Kılıçdaroğlu, “İş belli grupların ellerine silah alıp belli kişileri öldürme yoluna gitmezse bir gerilim olmaz. Siyasi cinayetler... Böyle kaygılarım var” derken, siyasi cinayetler işleyebilecek hangi ‘belli grupları’ gözünün önüne getirdi anlayamadık.

Bakan Soylu’nun, “Sınırlarımızda PKK’lı terörist sayısı 181’e indi” açıklaması, bu örgütün siyasi cinayet işleyebilme kabiliyetinin kalmadığını gösterdiğine göre kim olabilir o ‘belli gruplar’?

Kılıçdaroğlu, siyasi cinayetler işleyebilecek bir grup veyahut yapılanmayı işaret etmeden önce Misak-ı Milli sınırları içinde yer alan Kobani’deki Amerikan üssüne, buradan silah yardımı alan YPG’ye dikkat etmelidir.

Değil mi ki beş altı yıl öncesine kadar Türkiye’de patlatılan bombaların ülkeye girişi Kobani üzerinden gerçekleşiyordu.

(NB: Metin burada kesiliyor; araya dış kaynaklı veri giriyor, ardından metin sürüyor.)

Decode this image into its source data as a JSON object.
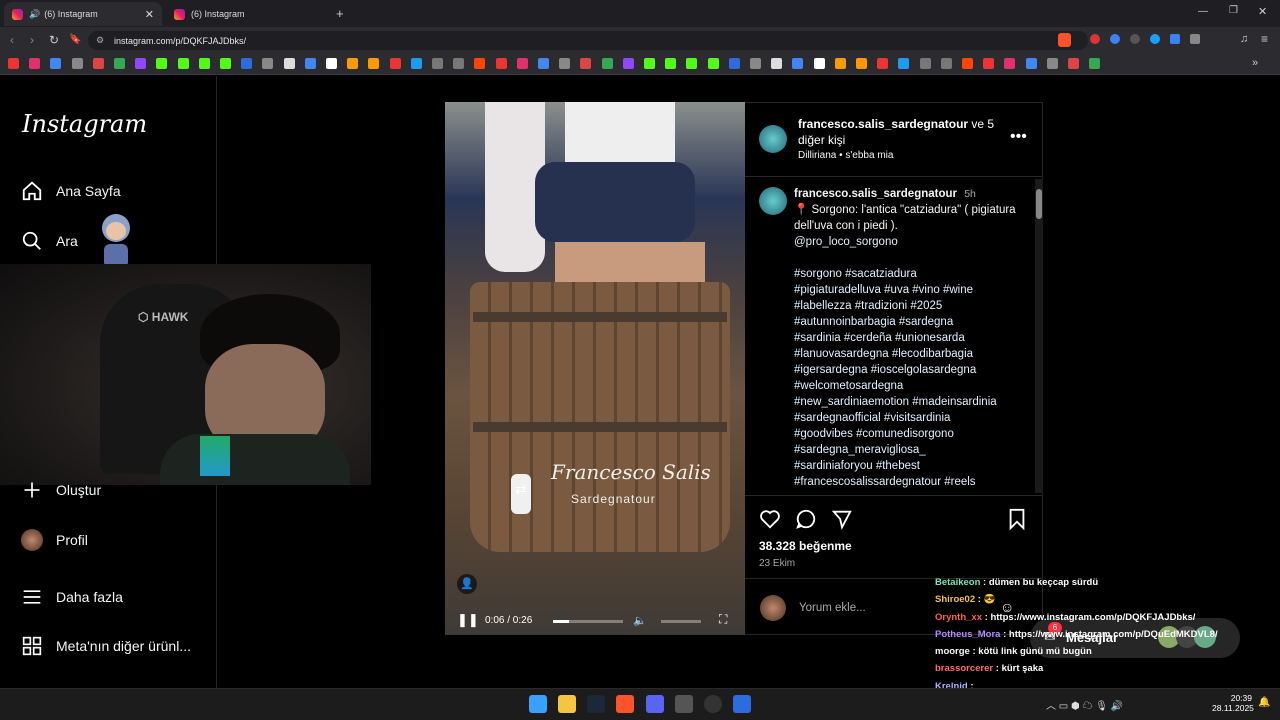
{
  "browser": {
    "tabs": [
      {
        "label": "(6) Instagram"
      },
      {
        "label": "(6) Instagram"
      }
    ],
    "url": "instagram.com/p/DQKFJAJDbks/"
  },
  "sidebar": {
    "logo": "Instagram",
    "items": [
      {
        "label": "Ana Sayfa",
        "icon": "home-icon"
      },
      {
        "label": "Ara",
        "icon": "search-icon"
      },
      {
        "label": "Oluştur",
        "icon": "plus-icon"
      },
      {
        "label": "Profil",
        "icon": "avatar"
      },
      {
        "label": "Daha fazla",
        "icon": "menu-icon"
      },
      {
        "label": "Meta'nın diğer ürünl...",
        "icon": "grid-icon"
      }
    ]
  },
  "post": {
    "author": "francesco.salis_sardegnatour",
    "coauthors": "ve 5 diğer kişi",
    "location": "Dilliriana • s'ebba mia",
    "caption_author": "francesco.salis_sardegnatour",
    "caption_time": "5h",
    "caption_text": "📍 Sorgono: l'antica \"catziadura\" ( pigiatura dell'uva con i piedi ).",
    "mention": "@pro_loco_sorgono",
    "hashtag_lines": [
      "#sorgono #sacatziadura",
      "#pigiaturadelluva #uva #vino #wine",
      "#labellezza #tradizioni #2025",
      "#autunnoinbarbagia #sardegna",
      "#sardinia #cerdeña #unionesarda",
      "#lanuovasardegna #lecodibarbagia",
      "#igersardegna #ioscelgolasardegna",
      "#welcometosardegna",
      "#new_sardiniaemotion #madeinsardinia",
      "#sardegnaofficial #visitsardinia",
      "#goodvibes #comunedisorgono",
      "#sardegna_meravigliosa_",
      "#sardiniaforyou #thebest",
      "#francescosalissardegnatour #reels"
    ],
    "likes": "38.328 beğenme",
    "date": "23 Ekim",
    "comment_placeholder": "Yorum ekle...",
    "watermark_name": "Francesco Salis",
    "watermark_sub": "Sardegnatour",
    "video_time": "0:06 / 0:26",
    "video_progress": 0.23
  },
  "messages": {
    "label": "Mesajlar",
    "badge": "6"
  },
  "chat": [
    {
      "user": "Betaikeon",
      "text": "dümen bu keçcap sürdü",
      "color": "#7de3b3"
    },
    {
      "user": "Shiroe02",
      "text": "😎",
      "color": "#f2c14e"
    },
    {
      "user": "Orynth_xx",
      "text": "https://www.instagram.com/p/DQKFJAJDbks/",
      "color": "#ff5e5e"
    },
    {
      "user": "Potheus_Mora",
      "text": "https://www.instagram.com/p/DQuEdMKDVL8/",
      "color": "#b48cff"
    },
    {
      "user": "moorge",
      "text": "kötü link günü mü bugün",
      "color": "#f5f5f5"
    },
    {
      "user": "brassorcerer",
      "text": "kürt şaka",
      "color": "#ff6a6a"
    },
    {
      "user": "Krelnid",
      "text": "",
      "color": "#b0b0ff"
    }
  ],
  "taskbar": {
    "time": "20:39",
    "date": "28.11.2025"
  }
}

Türk Ordusu Suriye’nin kuzeydoğusunda YPG mevzilerini vururken, Amerika, DAEŞ tehdidini bahane ederek YPG’yi hem askeri lojistik hem de ekonomik olarak desteklemeye devam ediyor.

Üstelik bu destek Türkiye’nin ısrarla YPG ile PKK arasında bir fark olmadığını delilleriyle ortaya koyuyor olmasına rağmen hız kesmiyor.

Bir soru daha;

13 Ocak 2018 tarihindeki konuşmasında “Bana TOMA’nın üzerine çıkacak il başkanı lazım…” diyen kimdi?

İpucu; CHP İstanbul İl Kongresi’nde Canan Kaftancıoğlu seçilebilsin diye söylenmişti bu söz…

O Kaftancıoğlu ki, TOMA’nın üzerine çıkacak potansiyele sahip bir il başkanı olarak sadece Gezi Kışkırtmalarına methiyeler düzmekle kalmıyordu;

PKK’lı terörist Sakine Cansız hakkında yaptığı paylaşımları,

DHKP-C'li Helin Bölek ve MLKP kurucusu Hasan Ocak için CHP logosuyla, “Hasan Ocak yaşıyor. Komutana bin selam!” cümleleri…

Aynı minvalde bir soru daha;

Her Allah’ın günü erken seçim nakaratı yapan bu lider, erken ya da vaktinde yapılacak seçimlerde, beklediği sonucu alamayınca ki alamayacağını biliyor; İl başkanlarına ‘Sokağa çıkın, TOMA’ların üzerine çıkın!’ çağrısı mı yapacak?

Kılıçdaroğlu’nun siyasi cinayetlerden söz etmesi, Zillet İttifakı seçim kampanyası açılışlarının CIA destekli, YPG/PKK, DHKP-C, MLKP gibi sol örgütlerin sokak eylemleriyle başlayacağı mesajı ihtiva ediyor olmasın sakın?

Biz asıl soruya cevap arayalım;

Erdoğan’sız bir Türkiye rüyasına yatan Üst Akıl sevdalıları, dostum dedikleri Biden’ın destekleriyle kesin bir sonuç alabilmek için siyasi cinayetler kartını masaya sürerler mi? 

Zira bu kompozisyona bakarak Türkiye’ye kimlerin nasıl, hangi ölçekte bir operasyon çekecekleri üç aşağı beş yukarı ortaya çıkmış oluyor.

Şunu da düşünmeliyiz;

Kılıçdaroğlu, itinayla seçilmiş ‘Siyasi cinayetler…’ kaygılı cümlesiyle kendisine veyahut başka liderlere yapılacak suikastları ihbar ediyor olabilir.

Tanrılar kurban istiyor;

Farkında olmadan (veyahut olarak) ‘dirileri işe yaramıyor, ölüleri seçim kazandırabilir’ şeklindeki bir stratejiyi, Üst Akıl taşeronu FETÖ’nün planlarını deşifre mi ediyor Kılıçdaroğlu?  

O halde Üst Aklın suikast listesinde başka kimler var!

Cumhur İttifakı mı, Millet İttifakı mı?

Hedefteki biz miyiz, Kılıçdaroğlu mu!